Mobile operators have admitted they are aware of the flaw and are taking steps to try and patch the security gaps before customers are hit.
Ireland has 5.5 million active mobile phone subscriptions, most of which are now smartphones, capable of accessing online banking and other sensitive personal information.
The security flaw is due to aging sim card security technology, which has struggled to keep up with high-tech smartphones such as the iPhone and Samsung’s Galaxy S4.
The news will worry mobile users who now rely on their phones to pay bills and transfer money. Irish mobile operators and banks are currently trialling contactless payment systems using smartphones.

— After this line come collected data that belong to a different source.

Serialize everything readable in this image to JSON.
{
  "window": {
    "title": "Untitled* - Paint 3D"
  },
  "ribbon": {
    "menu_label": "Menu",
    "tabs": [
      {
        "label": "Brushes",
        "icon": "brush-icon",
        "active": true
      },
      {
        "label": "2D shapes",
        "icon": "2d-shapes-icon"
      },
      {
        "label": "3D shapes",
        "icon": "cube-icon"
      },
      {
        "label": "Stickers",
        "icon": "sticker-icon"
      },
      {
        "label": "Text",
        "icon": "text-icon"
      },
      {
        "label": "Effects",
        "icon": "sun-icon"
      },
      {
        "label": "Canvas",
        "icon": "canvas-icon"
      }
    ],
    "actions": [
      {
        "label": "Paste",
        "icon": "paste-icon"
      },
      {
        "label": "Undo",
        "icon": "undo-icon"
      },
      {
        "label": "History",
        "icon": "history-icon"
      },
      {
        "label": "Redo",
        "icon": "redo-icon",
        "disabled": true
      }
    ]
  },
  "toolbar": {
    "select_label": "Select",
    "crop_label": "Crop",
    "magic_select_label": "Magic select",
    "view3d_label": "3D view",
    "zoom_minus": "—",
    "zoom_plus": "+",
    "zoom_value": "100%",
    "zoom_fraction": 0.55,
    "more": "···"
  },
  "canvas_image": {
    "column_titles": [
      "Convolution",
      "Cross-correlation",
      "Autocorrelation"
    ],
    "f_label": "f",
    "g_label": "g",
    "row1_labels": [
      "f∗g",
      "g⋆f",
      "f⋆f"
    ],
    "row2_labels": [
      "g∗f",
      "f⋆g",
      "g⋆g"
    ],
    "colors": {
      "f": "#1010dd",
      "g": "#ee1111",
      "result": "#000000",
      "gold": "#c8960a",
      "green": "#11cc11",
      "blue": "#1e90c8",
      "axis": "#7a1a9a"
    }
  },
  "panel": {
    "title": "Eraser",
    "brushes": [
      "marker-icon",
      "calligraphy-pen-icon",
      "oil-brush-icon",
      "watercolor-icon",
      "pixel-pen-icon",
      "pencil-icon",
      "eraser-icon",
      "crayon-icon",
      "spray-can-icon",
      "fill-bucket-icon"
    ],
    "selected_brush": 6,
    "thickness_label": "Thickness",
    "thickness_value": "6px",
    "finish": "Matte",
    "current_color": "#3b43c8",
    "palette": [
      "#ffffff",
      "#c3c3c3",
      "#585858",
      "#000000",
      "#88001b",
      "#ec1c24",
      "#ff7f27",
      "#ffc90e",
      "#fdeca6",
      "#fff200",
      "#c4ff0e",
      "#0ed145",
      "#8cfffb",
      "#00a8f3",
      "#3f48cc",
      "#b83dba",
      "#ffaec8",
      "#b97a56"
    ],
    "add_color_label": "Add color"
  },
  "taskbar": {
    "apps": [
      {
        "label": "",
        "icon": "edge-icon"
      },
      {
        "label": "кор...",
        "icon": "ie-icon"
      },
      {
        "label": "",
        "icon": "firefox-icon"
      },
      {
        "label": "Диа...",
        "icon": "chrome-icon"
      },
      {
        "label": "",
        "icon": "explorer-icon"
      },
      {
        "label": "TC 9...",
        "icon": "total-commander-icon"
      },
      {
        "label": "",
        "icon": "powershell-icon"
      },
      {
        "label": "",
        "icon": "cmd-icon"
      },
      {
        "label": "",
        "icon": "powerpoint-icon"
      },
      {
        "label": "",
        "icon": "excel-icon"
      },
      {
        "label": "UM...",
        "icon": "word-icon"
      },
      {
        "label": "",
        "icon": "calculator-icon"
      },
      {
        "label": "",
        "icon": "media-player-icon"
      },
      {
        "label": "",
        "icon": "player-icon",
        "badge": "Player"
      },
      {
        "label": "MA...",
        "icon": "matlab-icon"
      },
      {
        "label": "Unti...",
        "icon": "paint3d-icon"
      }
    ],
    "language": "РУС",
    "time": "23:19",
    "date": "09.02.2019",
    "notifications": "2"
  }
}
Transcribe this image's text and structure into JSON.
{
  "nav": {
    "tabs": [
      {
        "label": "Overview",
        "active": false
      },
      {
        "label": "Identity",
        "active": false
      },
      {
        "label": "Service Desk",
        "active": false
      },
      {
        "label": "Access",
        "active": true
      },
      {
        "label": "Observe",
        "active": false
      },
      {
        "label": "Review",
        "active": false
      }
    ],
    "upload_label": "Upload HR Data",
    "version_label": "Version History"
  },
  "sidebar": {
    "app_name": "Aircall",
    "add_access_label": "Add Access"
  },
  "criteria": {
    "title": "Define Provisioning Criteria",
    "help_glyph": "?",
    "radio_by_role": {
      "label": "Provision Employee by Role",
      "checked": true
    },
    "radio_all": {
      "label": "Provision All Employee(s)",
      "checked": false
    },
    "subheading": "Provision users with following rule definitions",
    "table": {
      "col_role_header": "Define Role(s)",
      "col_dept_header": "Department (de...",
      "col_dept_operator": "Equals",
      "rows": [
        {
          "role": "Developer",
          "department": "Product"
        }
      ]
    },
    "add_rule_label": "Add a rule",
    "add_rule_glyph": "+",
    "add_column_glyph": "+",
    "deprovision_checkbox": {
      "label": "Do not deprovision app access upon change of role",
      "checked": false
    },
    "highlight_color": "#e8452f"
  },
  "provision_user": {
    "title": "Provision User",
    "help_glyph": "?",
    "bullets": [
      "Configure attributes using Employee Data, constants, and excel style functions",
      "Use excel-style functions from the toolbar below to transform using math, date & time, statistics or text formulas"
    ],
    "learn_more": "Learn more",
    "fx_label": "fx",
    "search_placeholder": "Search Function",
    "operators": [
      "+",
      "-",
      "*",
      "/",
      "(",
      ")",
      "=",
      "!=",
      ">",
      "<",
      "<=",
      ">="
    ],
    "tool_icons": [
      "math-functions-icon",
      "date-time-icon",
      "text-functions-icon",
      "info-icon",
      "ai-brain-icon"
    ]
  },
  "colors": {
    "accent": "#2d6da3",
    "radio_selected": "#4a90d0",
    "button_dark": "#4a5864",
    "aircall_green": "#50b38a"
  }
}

The sim card hacking flaw was discovered by German programmer Karsten Nohl, who has informed mobile operators of the potential danger.
“Give me any phone number and there is some chance I will, a few minutes later, be able to remotely control this SIM card and even make a copy of it,” Kohl told reporters today.
The hack works by manipulating a coding technology used by operators to update sim cards. Properly equipped, a hacker can send a code to a sim card to gain access to a phone’s systems, from where fraudulent activity can be perpetrated.
Nohl said that a quarter of all sim cards he tested could be hacked.
However, the international umbrella mobile operator organisation, the GSMA, said that the flaw was limited to a minority of sim cards and that newer sim cards may not be affected.. It said that it had advised operators of the security risks involved.